Every one of these factors—the permanent bureaucracy, including inspectors general and government lawyers; the press; civil society; Congress; and courts—will operate in much more robust fashion to check President Trump than they did to check President Obama. Presidential actions do not take place in a vacuum, but rather in a context where they are interpreted based on perceptions about the President’s intentions and trustworthiness.

So far, only the courts have demonstrated that they grasp the task at hand. But it’s a start.

Thanks to Chris Savage — friend of all progressives in Michigan — I’ve gotten to speak with John Dingell twice.

For me, a guy who was such a stone cold geek about about American history that I used to sneak off to sit in Disney’s Hall of Presidents, the honor of sitting down with the longest serving member of Congress ever has not been diminished by the cynicism of becoming a hairy old man.

I tried to sketch out the scope of Dingell’s service in my USA Today column:

On the day Pearl Harbor was bombed, he was working as a page on the floor of the House of Representatives. First elected in 1955, he presided over the House in 1965 when Medicare passed and was there in 2010 when President Obama signed the Affordable Care Act into law. Dingell was one of the last two World War II veterans left in Congress when he retired after his 30th term in 2014.

But that hardly shades in the history this man contains in his 90 year old frame. He’s a living time capsule whose votes helped shaped the greatest period of progress in our history.

Chris and I sought him and his wife, my current representative in Congress Rep. Debbie Dingell, for the first interview we did for The Sit and Spin Room after Trump’s win. Then I found him somewhat sanguine that Trump was no huge aberration in our history.

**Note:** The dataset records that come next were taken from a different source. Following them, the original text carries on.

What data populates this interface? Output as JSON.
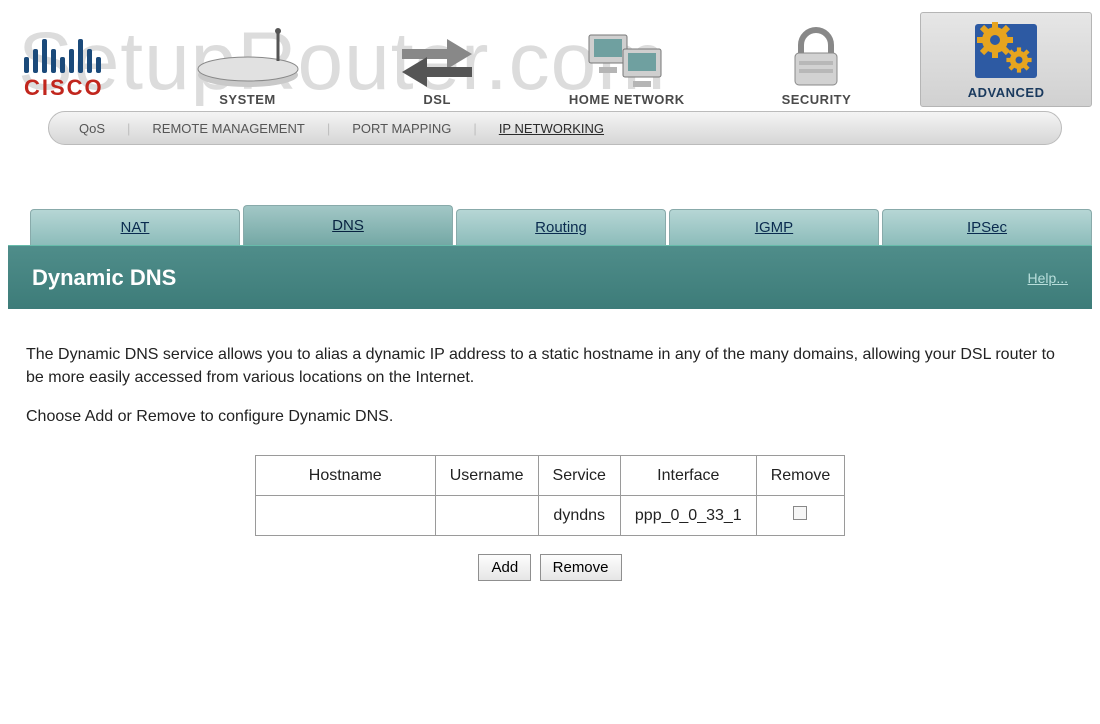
{
  "watermark": "SetupRouter.com",
  "logo_text": "CISCO",
  "categories": [
    {
      "id": "system",
      "label": "SYSTEM",
      "icon": "router-icon"
    },
    {
      "id": "dsl",
      "label": "DSL",
      "icon": "arrows-icon"
    },
    {
      "id": "home-network",
      "label": "HOME NETWORK",
      "icon": "computers-icon"
    },
    {
      "id": "security",
      "label": "SECURITY",
      "icon": "padlock-icon"
    },
    {
      "id": "advanced",
      "label": "ADVANCED",
      "icon": "gears-icon",
      "active": true
    }
  ],
  "subnav": [
    {
      "id": "qos",
      "label": "QoS"
    },
    {
      "id": "remote-management",
      "label": "REMOTE MANAGEMENT"
    },
    {
      "id": "port-mapping",
      "label": "PORT MAPPING"
    },
    {
      "id": "ip-networking",
      "label": "IP NETWORKING",
      "active": true
    }
  ],
  "tabs": [
    {
      "id": "nat",
      "label": "NAT"
    },
    {
      "id": "dns",
      "label": "DNS",
      "active": true
    },
    {
      "id": "routing",
      "label": "Routing"
    },
    {
      "id": "igmp",
      "label": "IGMP"
    },
    {
      "id": "ipsec",
      "label": "IPSec"
    }
  ],
  "header": {
    "title": "Dynamic DNS",
    "help_label": "Help..."
  },
  "body": {
    "para1": "The Dynamic DNS service allows you to alias a dynamic IP address to a static hostname in any of the many domains, allowing your DSL router to be more easily accessed from various locations on the Internet.",
    "para2": "Choose Add or Remove to configure Dynamic DNS."
  },
  "table": {
    "headers": [
      "Hostname",
      "Username",
      "Service",
      "Interface",
      "Remove"
    ],
    "rows": [
      {
        "hostname": "",
        "username": "",
        "service": "dyndns",
        "interface": "ppp_0_0_33_1",
        "remove_checked": false
      }
    ]
  },
  "buttons": {
    "add": "Add",
    "remove": "Remove"
  }
}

In our more recent meeting, after Trump’s inauguration, he definitely seemed more worried by our shared fate as he expressed his fear that Trump, oblivious to history and diplomacy, could start a world war with a tweet.

But he also said something hopeful about Trump that didn’t fit with the pessimism that feels native to this moment in history:

“He’s going to be amazed with what he can’t get away with. And you will too.”

Before the Ninth U.S. Circuit Court of Appeals ruled on Thursday night, it didn’t seem right to put such optimism in print. Today, knowing that this ruling can easily be reversed, it does.